Yes, those weren't rhetorical questions. I am genuinely interested. If you can supply the name of a book that covers Mach and BSD hacking as it relates to OS X (even partially) I would be grateful. It seems to me that it would be very difficult to find the addresses of allocated pages.

Re:Really Now!

[Apotsy]

Maynor fired the first shot with his cigarette-stab quote. Without that, this would have been a non-story. Now it's a giant clusterfuck.

Kudos

[kaddeh]

First off, I think that it is awesome that he released a fairly nondescript step-by-step of what you have to do to exploit the wireless drivers. It is something that now you can go out and try and go 'hey this DOES work' or 'hey this DOESN'T work'. Once you manage to establish that, then you can be bitter and cynical and every other word that you can think of in a negative sense.
As for the Mac zealots out there, they make me laugh sometimes. They are always like 'oh, Mac is better than PC' blah blah blah, same shit different day. The fact if the matter is is that sooner or later, you are going to have to deal with the fact that nothing is perfect. Especially in the tech industry. That being the case, I don't think that you should be saying 'oh, the Mac is better than the PC, look at the statistics'. Fact of the matter being is that you make up 15% of the entire Computer User Base. Just think about that for a second then the the math. That is 85% of people that are using PCs. If I were to write something for a system, I'd be more likely to write it for a PC only because it's user-base is almost 5x larger. And that is my two cents.

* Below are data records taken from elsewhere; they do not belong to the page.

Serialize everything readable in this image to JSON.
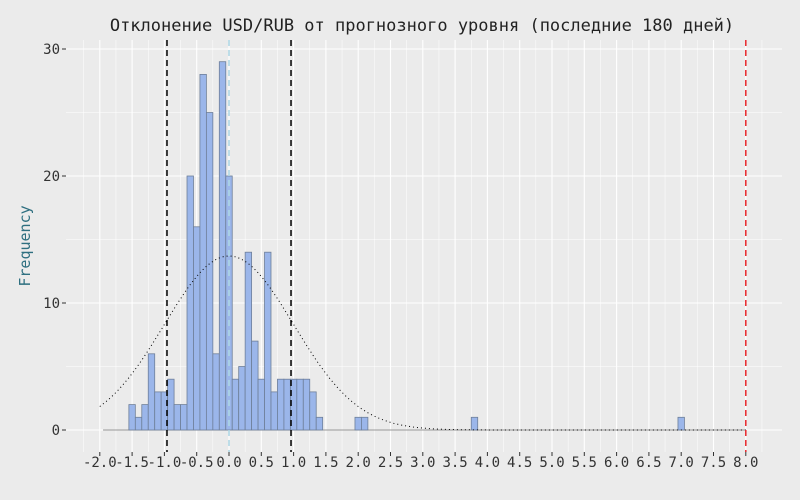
{
  "chart_data": {
    "type": "bar",
    "title": "Отклонение USD/RUB от прогнозного уровня (последние 180 дней)",
    "xlabel": "",
    "ylabel": "Frequency",
    "xlim": [
      -2.0,
      8.0
    ],
    "ylim": [
      0,
      30
    ],
    "bin_width": 0.1,
    "bin_centers": [
      -1.5,
      -1.4,
      -1.3,
      -1.2,
      -1.1,
      -1.0,
      -0.9,
      -0.8,
      -0.7,
      -0.6,
      -0.5,
      -0.4,
      -0.3,
      -0.2,
      -0.1,
      0.0,
      0.1,
      0.2,
      0.3,
      0.4,
      0.5,
      0.6,
      0.7,
      0.8,
      0.9,
      1.0,
      1.1,
      1.2,
      1.3,
      1.4,
      2.0,
      2.1,
      3.8,
      7.0
    ],
    "counts": [
      2,
      1,
      2,
      6,
      3,
      3,
      4,
      2,
      2,
      20,
      16,
      28,
      25,
      6,
      29,
      20,
      4,
      5,
      14,
      7,
      4,
      14,
      3,
      4,
      4,
      4,
      4,
      4,
      3,
      1,
      1,
      1,
      1,
      1
    ],
    "x_ticks": [
      "-2.0",
      "-1.5",
      "-1.0",
      "-0.5",
      "0.0",
      "0.5",
      "1.0",
      "1.5",
      "2.0",
      "2.5",
      "3.0",
      "3.5",
      "4.0",
      "4.5",
      "5.0",
      "5.5",
      "6.0",
      "6.5",
      "7.0",
      "7.5",
      "8.0"
    ],
    "y_ticks": [
      "0",
      "10",
      "20",
      "30"
    ],
    "normal_curve": {
      "mean": 0.0,
      "sd": 1.0,
      "peak": 13.7,
      "style": "dotted"
    },
    "vlines": [
      {
        "x": -0.96,
        "color": "#000000",
        "style": "dashed"
      },
      {
        "x": 0.96,
        "color": "#000000",
        "style": "dashed"
      },
      {
        "x": 0.0,
        "color": "#add8e6",
        "style": "dashed"
      },
      {
        "x": 8.0,
        "color": "#e8262b",
        "style": "dashed"
      }
    ],
    "grid": true,
    "colors": {
      "bar_fill": "#9bb6ea",
      "bar_stroke": "#6e7f99",
      "background": "#ebebeb",
      "grid": "#ffffff",
      "ylabel": "#2e6f80"
    }
  }
}
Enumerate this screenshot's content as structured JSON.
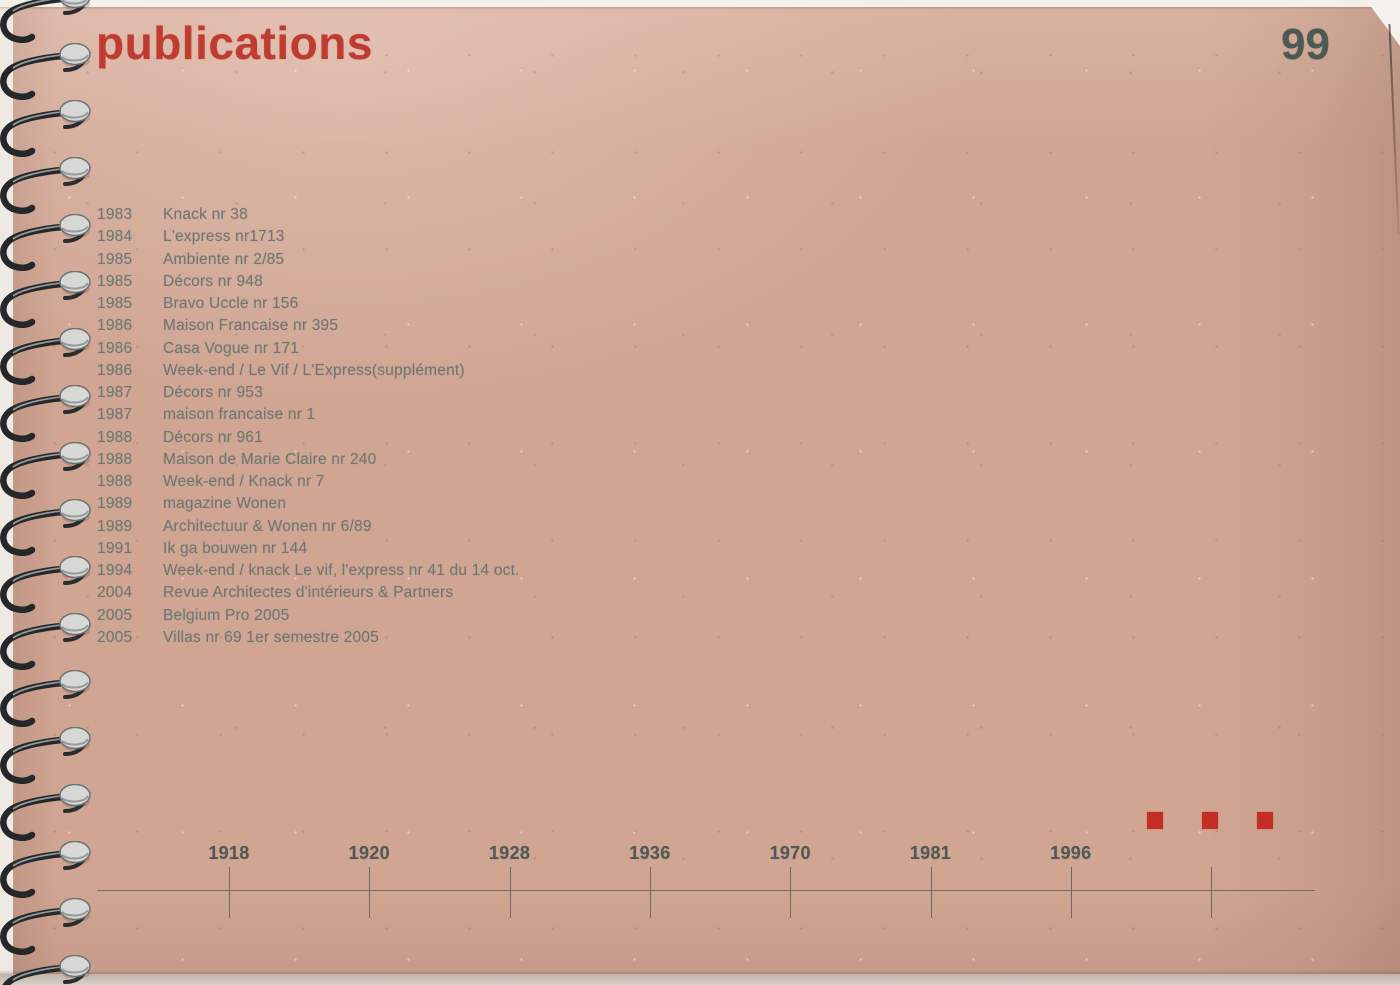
{
  "header": {
    "title": "publications",
    "page_number": "99"
  },
  "publications": [
    {
      "year": "1983",
      "title": "Knack nr 38"
    },
    {
      "year": "1984",
      "title": "L'express nr1713"
    },
    {
      "year": "1985",
      "title": "Ambiente nr 2/85"
    },
    {
      "year": "1985",
      "title": "Décors nr 948"
    },
    {
      "year": "1985",
      "title": "Bravo Uccle nr 156"
    },
    {
      "year": "1986",
      "title": "Maison Francaise nr 395"
    },
    {
      "year": "1986",
      "title": "Casa Vogue nr 171"
    },
    {
      "year": "1986",
      "title": "Week-end / Le Vif / L'Express(supplément)"
    },
    {
      "year": "1987",
      "title": "Décors nr 953"
    },
    {
      "year": "1987",
      "title": "maison francaise nr 1"
    },
    {
      "year": "1988",
      "title": "Décors nr 961"
    },
    {
      "year": "1988",
      "title": "Maison de Marie Claire nr 240"
    },
    {
      "year": "1988",
      "title": "Week-end / Knack nr 7"
    },
    {
      "year": "1989",
      "title": "magazine Wonen"
    },
    {
      "year": "1989",
      "title": "Architectuur & Wonen nr 6/89"
    },
    {
      "year": "1991",
      "title": "Ik ga bouwen nr 144"
    },
    {
      "year": "1994",
      "title": "Week-end / knack Le vif, l'express nr 41 du 14 oct."
    },
    {
      "year": "2004",
      "title": "Revue Architectes d'intérieurs & Partners"
    },
    {
      "year": "2005",
      "title": "Belgium Pro 2005"
    },
    {
      "year": "2005",
      "title": "Villas nr 69 1er semestre 2005"
    }
  ],
  "timeline": {
    "ticks": [
      "1918",
      "1920",
      "1928",
      "1936",
      "1970",
      "1981",
      "1996",
      ""
    ]
  },
  "markers": {
    "count": 3
  },
  "colors": {
    "paper": "#d0a592",
    "title-red": "#bf3c33",
    "marker-red": "#c42d24",
    "page-number": "#4c5a53",
    "list-text": "#6d7774",
    "timeline-text": "#505955",
    "timeline-line": "#63635e"
  }
}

Re:"Implies" my fanny. He says it right out.

[demallien2]

If he had a hack that works against the standard OS X drivers/hardware, he would have used a standard Mac. The fact that he used a third-party wi-fi setup speaks volumes. This vulnerability does not exist in standard Apple gear - ergo there is nothing to patch.

If there has been any pressure from Apple, I'm willing to bet that it's libel-type threats (IANAL, and certainly not an Americain lawyer).